Per evitare simili rischi, tutte le parti metalliche delle apparecchiature elettriche (escluse quelle con doppio isolamento) devono essere collegate a terra mediante un conduttore di protezione: in presenza di un difetto di isolamento, la corrente (cosiddetta di guasto) passa, attraverso il conduttore di protezione, al morsetto di terra situato sul quadro di distribuzione e da questo ai dispersori situati nelle fondazioni della casa, ritornando poi attraverso il terreno alla centrale. Tutti i conduttori di protezione di un impianto domestico devono essere collegati, mediante una barretta di raccordo, ai dispersori di terra, che sono costituiti da barre di rame.
Collegamento equipotenziale
A volte, difetti di isolamento in un circuito o in un elettrodomestico possono far si che vadano in tensione anche altre strutture metalliche dell’abitazione (tubazioni del gas, dell’acqua, dell’impianto di riscaldamento): in tale eventualità, per fortuna rara, il pericolo può essere molto alto.
Appunto per la presenza sia di condutture elettriche sia di tubazioni dell’acqua, nonché per la notevole percentuale di umidità che in genere vi ristagna, la stanza da bagno è considerata l’ambiente potenzialmente più pericoloso della casa. In questo locale, di conseguenza, tutte le parti metalliche (inclusi gli scarichi, se di metallo) devono essere collegate mediante un collegamento equipotenziale.
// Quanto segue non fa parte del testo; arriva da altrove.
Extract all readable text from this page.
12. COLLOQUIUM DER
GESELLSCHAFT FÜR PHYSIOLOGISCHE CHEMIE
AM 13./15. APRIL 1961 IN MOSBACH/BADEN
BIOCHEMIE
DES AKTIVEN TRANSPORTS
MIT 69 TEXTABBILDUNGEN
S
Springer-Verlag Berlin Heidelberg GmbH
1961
Esso ha lo scopo di mantenere allo stesso potenziale elettrico tutte “le masse estranee” — nel caso del bagno le parti metalliche —, anche se non fanno parte di apparecchiature elettriche. Il collegamento equipotenziale è costituito da un cavo isolato che, mediante un apposito conduttore di protezione, collega queste “masse estranee” e la barretta di raccordo ai dispersori di terra dell’edificio.
Calcolo del carico del circuito
In precedenza si è visto come i cavi dei diversi circuiti abbiano una portata e una sezione ben precise; ne deriva che, sebbene un circuito possa in teoria alimentare un numero imprecisato di lampade e prese, la quantità di corrente che può fluirvi nello stesso momento è subordinata alla sezione del cavo e, nel caso divenga eccessiva, il dispositivo di sicurezza del circuito entra in azione, interrompendo l’afflusso di corrente a tutti gli utilizzatori collegati al circuito stesso. Prima di allacciare altri elementi di una certa potenza, è quindi consigliabile calcolare se il circuito interessato può sopportare questo carico suppletivo.
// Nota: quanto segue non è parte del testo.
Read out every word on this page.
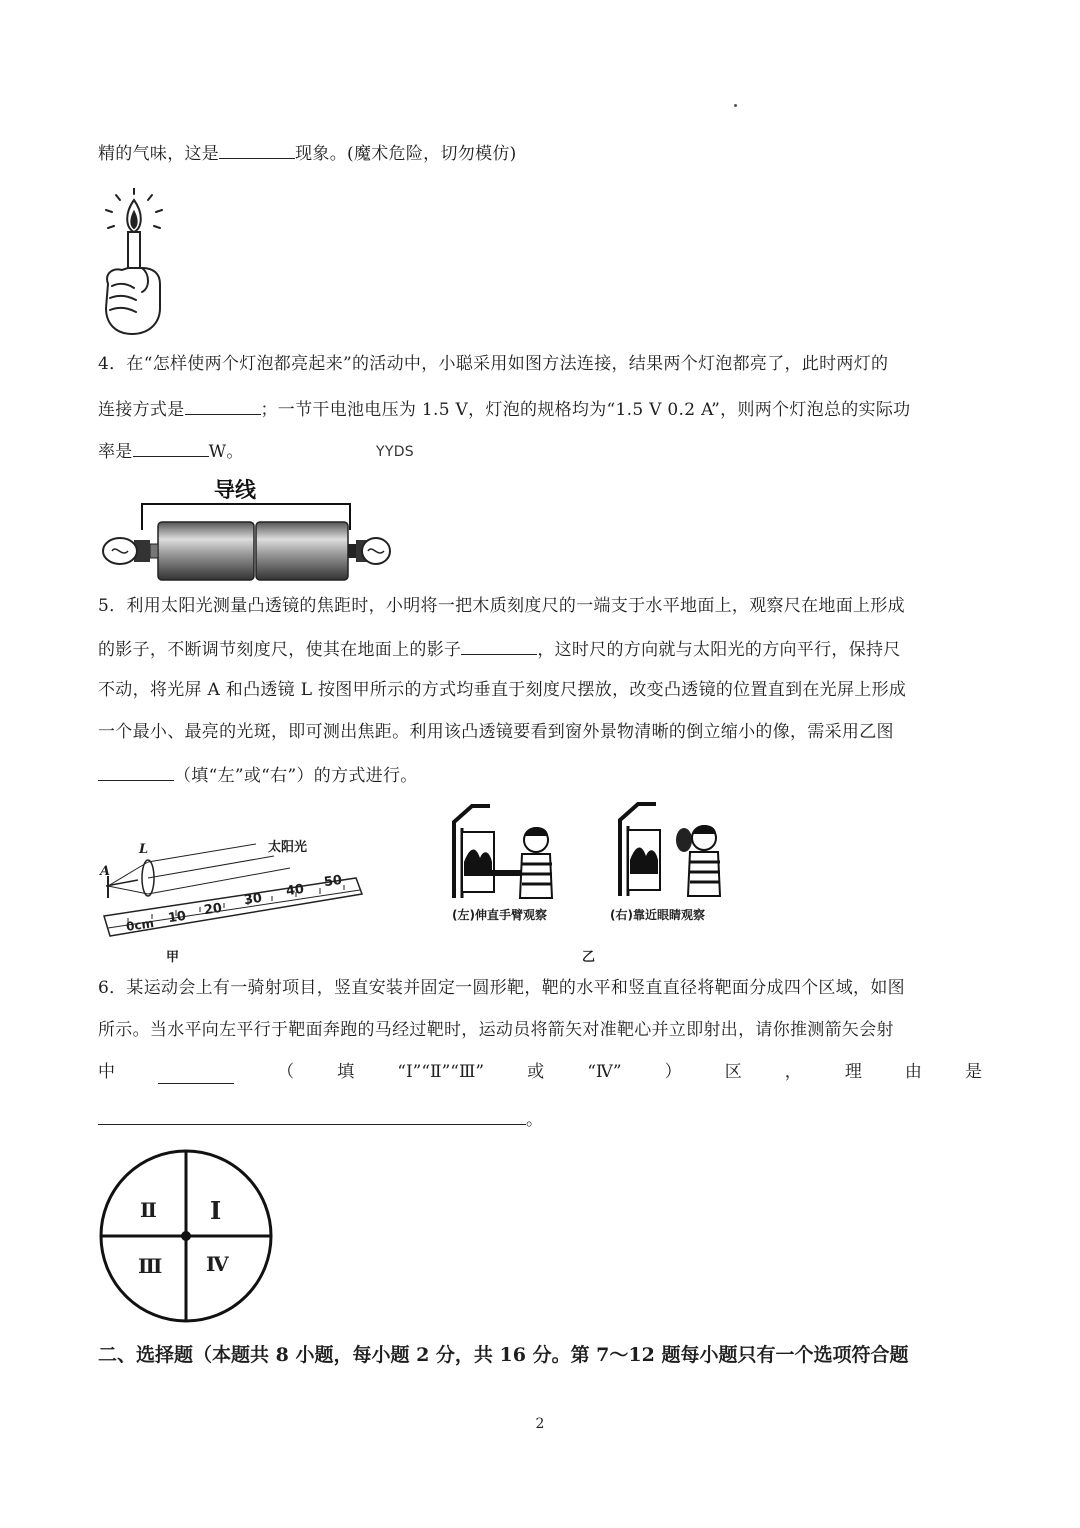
精的气味，这是	现象。(魔术危险，切勿模仿)
4．在“怎样使两个灯泡都亮起来”的活动中，小聪采用如图方法连接，结果两个灯泡都亮了，此时两灯的
连接方式是	；一节干电池电压为 1.5 V，灯泡的规格均为“1.5 V 0.2 A”，则两个灯泡总的实际功
率是	W。	YYDS
导线
5．利用太阳光测量凸透镜的焦距时，小明将一把木质刻度尺的一端支于水平地面上，观察尺在地面上形成
的影子，不断调节刻度尺，使其在地面上的影子	，这时尺的方向就与太阳光的方向平行，保持尺
不动，将光屏 A 和凸透镜 L 按图甲所示的方式均垂直于刻度尺摆放，改变凸透镜的位置直到在光屏上形成
一个最小、最亮的光斑，即可测出焦距。利用该凸透镜要看到窗外景物清晰的倒立缩小的像，需采用乙图
（填“左”或“右”）的方式进行。
太阳光
L
A
0cm 10 20
30
40
50
甲
(左)伸直手臂观察	(右)靠近眼睛观察
乙
6．某运动会上有一骑射项目，竖直安装并固定一圆形靶，靶的水平和竖直直径将靶面分成四个区域，如图
所示。当水平向左平行于靶面奔跑的马经过靶时，运动员将箭矢对准靶心并立即射出，请你推测箭矢会射
中	（	填	“Ⅰ”“Ⅱ”“Ⅲ”	或	“Ⅳ”	）	区	，	理	由	是
。
Ⅰ
Ⅱ
Ⅲ Ⅳ
二、选择题（本题共 8 小题，每小题 2 分，共 16 分。第 7～12 题每小题只有一个选项符合题
2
Per eseguire tale calcolo (per il quale bisogna applicare la formula citata all’inizio: V x A = W), è necessario annotare la potenza (in W) di tutte le lampade e di tutti gli apparecchi, inclusi quelli aggiuntivi, che dovrebbero funzionare contemporaneamente sullo stesso circuito, sommare questi valori e dividere la cifra ottenuta per 220 (la tensione in V): il risultato indicherà l’intensità, o portata, della corrente assorbita, in A. Oppure si possono sommare le singole portate, moltiplicare il totale per 220 e ottenere la potenza. Il risultato non deve comunque superare il valore di portata o di potenza previsto per il circuito, altrimenti si avrebbe un sovraccarico. Applicando questo calcolo a un circuito d’illuminazione, ricordare di prendere come base 100 W anche per le lampadine di potenza inferiore, onde evitare un involontario sovraccarico se si sostituisce una lampadina per esempio da 40 W con una da 100 W. La potenza è riportata sul bulbo delle lampadine e sulle apposite targhette applicate agli elettrodomestici.
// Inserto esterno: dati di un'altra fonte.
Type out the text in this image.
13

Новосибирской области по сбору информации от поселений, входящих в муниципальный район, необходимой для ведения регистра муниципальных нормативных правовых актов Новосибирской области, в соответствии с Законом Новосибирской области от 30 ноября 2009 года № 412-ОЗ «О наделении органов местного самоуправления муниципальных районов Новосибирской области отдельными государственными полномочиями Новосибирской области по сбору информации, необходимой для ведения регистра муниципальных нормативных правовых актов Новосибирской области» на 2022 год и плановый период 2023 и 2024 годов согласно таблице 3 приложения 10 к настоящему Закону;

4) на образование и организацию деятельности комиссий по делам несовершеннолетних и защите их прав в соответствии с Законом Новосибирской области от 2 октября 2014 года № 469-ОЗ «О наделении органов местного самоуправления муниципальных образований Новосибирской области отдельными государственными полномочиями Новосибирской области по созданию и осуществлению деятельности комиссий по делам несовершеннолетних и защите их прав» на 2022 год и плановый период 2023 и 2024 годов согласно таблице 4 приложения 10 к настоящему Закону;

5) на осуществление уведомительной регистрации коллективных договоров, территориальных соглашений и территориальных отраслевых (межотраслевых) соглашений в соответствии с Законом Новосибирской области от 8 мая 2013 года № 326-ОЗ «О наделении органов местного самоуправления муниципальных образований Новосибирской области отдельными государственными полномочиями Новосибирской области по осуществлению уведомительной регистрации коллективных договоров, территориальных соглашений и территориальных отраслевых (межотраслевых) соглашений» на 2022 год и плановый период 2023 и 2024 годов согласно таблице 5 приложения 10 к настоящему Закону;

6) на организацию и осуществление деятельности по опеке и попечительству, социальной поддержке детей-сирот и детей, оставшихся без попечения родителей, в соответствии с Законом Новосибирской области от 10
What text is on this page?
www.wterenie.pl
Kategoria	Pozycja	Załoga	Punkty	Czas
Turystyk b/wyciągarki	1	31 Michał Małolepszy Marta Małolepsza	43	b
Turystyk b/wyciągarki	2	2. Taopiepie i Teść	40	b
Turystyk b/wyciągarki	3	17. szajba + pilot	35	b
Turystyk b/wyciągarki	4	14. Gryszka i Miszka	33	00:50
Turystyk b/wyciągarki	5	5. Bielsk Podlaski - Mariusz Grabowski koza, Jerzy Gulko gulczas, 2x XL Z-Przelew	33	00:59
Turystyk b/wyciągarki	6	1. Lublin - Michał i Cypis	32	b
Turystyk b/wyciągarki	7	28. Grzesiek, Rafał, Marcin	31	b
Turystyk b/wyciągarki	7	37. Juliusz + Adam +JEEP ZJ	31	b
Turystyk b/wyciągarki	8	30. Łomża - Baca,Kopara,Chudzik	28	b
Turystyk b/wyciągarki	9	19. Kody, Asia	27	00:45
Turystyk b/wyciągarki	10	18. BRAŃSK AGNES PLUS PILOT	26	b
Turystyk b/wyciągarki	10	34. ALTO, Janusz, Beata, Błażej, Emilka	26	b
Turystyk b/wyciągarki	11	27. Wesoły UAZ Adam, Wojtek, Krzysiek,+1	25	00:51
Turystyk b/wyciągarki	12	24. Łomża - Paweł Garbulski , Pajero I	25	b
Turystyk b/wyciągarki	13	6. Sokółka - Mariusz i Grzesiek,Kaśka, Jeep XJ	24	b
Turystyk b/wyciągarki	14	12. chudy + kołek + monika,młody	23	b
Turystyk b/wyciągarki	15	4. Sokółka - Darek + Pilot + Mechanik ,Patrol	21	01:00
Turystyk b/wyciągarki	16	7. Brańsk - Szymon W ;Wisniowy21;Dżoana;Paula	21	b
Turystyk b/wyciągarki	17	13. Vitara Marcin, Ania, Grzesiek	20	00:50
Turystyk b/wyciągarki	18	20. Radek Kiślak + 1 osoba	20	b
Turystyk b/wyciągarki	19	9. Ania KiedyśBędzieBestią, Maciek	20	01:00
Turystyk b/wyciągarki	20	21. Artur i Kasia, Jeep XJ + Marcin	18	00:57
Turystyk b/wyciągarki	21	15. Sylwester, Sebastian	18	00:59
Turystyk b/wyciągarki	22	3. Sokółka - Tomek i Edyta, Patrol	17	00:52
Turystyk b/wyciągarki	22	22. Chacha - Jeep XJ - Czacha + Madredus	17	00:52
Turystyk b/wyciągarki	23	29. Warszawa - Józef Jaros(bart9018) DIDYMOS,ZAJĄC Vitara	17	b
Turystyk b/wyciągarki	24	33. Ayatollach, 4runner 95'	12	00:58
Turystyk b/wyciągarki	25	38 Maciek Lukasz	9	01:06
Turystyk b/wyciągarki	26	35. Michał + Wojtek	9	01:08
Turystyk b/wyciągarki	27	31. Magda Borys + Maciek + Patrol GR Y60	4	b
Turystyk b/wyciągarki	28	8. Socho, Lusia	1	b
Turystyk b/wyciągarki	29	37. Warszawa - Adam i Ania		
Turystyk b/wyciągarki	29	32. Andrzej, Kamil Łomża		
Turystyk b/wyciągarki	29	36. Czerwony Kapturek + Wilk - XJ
Nel caso si voglia aggiungere un nuovo circuito all’impianto domestico, per l’illuminazione del garage per esempio —lavoro che deve essere comunque affidato a un professionista — occorre prima controllare il valore di taratura del limitatore installato sul gruppo di misura: tale valore indica la corrente massima consentita dal limitatore ed è riportato sulla targhetta che si trova sul limitatore stesso. Negli impianti domestici, i valori di taratura comunemente usati sono 8 A, 15 A e 30 A e corrispondono alle potenze, stabilite contrattualmente dall’ente o dall’azienda erogatori, di 1,5 kW, 3 kW e 6 kW (1 kW = 1000 W).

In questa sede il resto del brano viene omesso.